09-11-2020, 10:16 AM
(09-11-2020, 09:57 AM)patrickmollohan Wrote: Thinking purely as a consumer, though, I could not justify spending $300 on the PinePhone as it is currently. I'd really only spend $250 for the Librem 5 as it is, which has better specs and more convenience with the kill switches. More than that, it's not a good value for me. Purism needs to understand that now, and so should Pine64 if they did try going above where they are at. Phones with similar specs can be purchased new for $40 here, which means the manufacturing costs are less. If Pine64 isn't making that much on these phones, there are inefficiencies in manufacturing that need to be focused on. In order to make that $300 price point work, it would have to absolutely blow consumers away, and unfortunately, nothing about the PinePhone/Librem 5 is going to do that. I hate to be that blunt, but it isn't realistic to assume the average Joe is going to spend that much money on an underpowered phone, have to switch away from the apps, branding, and ecosystem they are used to, and learn Linux in order to have a phone like this.
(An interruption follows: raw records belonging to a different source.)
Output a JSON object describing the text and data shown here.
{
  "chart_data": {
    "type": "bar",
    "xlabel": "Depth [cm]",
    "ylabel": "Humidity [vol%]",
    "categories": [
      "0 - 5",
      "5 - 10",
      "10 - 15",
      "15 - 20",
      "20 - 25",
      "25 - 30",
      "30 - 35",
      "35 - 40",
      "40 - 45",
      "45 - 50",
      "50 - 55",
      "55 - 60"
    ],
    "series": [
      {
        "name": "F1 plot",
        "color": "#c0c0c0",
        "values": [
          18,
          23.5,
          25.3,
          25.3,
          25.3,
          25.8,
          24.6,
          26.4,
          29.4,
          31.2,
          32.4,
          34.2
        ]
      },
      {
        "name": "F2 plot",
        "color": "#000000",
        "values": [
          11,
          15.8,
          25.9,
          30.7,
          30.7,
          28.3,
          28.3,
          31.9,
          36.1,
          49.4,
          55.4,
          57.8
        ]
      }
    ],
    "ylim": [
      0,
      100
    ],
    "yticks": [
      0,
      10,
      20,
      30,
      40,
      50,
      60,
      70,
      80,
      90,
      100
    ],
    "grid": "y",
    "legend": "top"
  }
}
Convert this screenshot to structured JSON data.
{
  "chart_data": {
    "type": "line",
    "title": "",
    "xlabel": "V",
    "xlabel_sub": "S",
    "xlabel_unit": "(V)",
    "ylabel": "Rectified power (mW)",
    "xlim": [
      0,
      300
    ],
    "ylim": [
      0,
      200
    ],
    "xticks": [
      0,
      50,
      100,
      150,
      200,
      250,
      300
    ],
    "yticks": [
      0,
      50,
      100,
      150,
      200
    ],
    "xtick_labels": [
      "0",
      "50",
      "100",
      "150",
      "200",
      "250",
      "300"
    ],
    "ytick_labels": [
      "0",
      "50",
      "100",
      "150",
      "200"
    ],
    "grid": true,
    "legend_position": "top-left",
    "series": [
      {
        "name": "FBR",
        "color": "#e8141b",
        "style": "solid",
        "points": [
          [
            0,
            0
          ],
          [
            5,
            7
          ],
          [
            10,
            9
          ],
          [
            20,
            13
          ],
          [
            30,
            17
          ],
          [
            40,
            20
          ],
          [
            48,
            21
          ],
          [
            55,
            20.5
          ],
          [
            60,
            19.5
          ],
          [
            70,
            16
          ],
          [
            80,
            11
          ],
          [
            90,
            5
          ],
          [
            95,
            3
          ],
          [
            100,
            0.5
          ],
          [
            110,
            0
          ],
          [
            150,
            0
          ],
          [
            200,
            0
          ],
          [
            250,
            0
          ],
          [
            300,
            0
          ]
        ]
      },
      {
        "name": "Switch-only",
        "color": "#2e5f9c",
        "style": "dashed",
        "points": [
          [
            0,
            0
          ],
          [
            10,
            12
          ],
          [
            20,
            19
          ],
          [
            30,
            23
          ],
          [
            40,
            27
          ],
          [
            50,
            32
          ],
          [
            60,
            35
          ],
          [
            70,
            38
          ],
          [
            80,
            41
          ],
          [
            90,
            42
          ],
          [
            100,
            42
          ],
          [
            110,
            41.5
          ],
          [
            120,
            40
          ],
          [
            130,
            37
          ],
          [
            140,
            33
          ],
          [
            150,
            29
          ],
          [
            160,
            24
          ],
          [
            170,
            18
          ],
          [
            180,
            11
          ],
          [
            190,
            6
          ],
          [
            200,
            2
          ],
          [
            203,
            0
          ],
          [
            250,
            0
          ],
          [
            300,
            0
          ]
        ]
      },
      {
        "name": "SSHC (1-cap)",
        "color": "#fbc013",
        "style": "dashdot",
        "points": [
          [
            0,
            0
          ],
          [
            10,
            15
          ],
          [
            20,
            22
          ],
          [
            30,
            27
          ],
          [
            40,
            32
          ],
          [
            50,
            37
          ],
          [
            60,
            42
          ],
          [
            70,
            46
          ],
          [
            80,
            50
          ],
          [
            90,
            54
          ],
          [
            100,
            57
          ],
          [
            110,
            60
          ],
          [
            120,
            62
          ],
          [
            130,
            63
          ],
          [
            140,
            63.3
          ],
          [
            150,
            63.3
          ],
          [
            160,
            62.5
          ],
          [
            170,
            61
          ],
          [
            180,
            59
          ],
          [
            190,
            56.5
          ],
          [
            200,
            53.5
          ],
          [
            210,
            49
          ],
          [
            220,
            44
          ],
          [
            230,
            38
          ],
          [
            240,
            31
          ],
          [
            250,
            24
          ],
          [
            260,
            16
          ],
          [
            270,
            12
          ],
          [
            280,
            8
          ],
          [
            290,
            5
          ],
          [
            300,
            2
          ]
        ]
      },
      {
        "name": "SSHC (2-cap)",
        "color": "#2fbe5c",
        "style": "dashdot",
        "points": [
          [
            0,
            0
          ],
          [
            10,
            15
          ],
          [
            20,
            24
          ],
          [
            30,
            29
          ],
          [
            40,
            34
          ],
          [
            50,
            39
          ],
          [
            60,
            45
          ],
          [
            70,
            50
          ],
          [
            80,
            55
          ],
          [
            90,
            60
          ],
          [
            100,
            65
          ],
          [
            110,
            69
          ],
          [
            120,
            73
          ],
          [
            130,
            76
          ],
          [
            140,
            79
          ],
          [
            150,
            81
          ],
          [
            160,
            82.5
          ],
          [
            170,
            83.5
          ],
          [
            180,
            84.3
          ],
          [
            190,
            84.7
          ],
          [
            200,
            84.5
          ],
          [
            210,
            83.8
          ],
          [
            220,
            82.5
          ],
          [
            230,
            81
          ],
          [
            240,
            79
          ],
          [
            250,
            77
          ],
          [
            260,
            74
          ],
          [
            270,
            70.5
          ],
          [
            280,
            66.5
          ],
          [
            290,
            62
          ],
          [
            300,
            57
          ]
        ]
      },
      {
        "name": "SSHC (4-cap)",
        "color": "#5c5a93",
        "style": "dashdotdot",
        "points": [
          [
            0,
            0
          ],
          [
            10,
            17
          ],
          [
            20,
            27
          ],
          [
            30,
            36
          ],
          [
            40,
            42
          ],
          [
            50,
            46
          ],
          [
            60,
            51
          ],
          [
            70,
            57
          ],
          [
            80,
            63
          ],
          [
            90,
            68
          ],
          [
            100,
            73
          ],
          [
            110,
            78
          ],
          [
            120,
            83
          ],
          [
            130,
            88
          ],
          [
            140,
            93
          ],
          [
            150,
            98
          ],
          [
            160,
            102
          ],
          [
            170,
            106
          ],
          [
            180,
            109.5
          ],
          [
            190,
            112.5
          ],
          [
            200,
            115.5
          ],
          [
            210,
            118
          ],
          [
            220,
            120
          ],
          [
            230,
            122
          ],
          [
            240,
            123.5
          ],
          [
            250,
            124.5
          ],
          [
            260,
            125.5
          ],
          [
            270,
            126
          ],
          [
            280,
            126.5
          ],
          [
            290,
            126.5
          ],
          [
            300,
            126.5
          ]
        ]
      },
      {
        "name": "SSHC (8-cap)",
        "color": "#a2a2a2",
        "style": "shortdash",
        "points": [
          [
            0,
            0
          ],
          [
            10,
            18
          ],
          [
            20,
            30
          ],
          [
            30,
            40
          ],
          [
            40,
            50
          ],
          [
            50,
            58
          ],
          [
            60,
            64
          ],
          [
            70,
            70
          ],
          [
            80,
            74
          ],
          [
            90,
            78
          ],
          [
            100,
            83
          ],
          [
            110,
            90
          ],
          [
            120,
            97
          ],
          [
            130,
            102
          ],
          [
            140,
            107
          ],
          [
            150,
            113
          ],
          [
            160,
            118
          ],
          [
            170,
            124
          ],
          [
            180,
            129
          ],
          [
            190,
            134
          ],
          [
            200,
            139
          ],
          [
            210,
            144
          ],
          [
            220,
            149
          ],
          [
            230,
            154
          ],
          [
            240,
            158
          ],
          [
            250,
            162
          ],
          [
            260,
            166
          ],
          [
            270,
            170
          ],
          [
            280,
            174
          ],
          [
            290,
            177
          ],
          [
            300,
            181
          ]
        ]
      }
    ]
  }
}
The big asterisk here is I don’t think that was ever Pine’s expectation. This will likely never be for average Joes. Right now they are most certainly not the target audience. If it stays a hardware only purchase, I also don’t think it will ever be their target audience. All those people asking “can I replace my iPhone/Samsung with this yet?” are not the target. This phone does not compete with those phones. It competes with the Librem 5 and potentially the Jolla supported devices and that new Ubuntu Touch phone that I’ve forgotten the name of. Totally different market.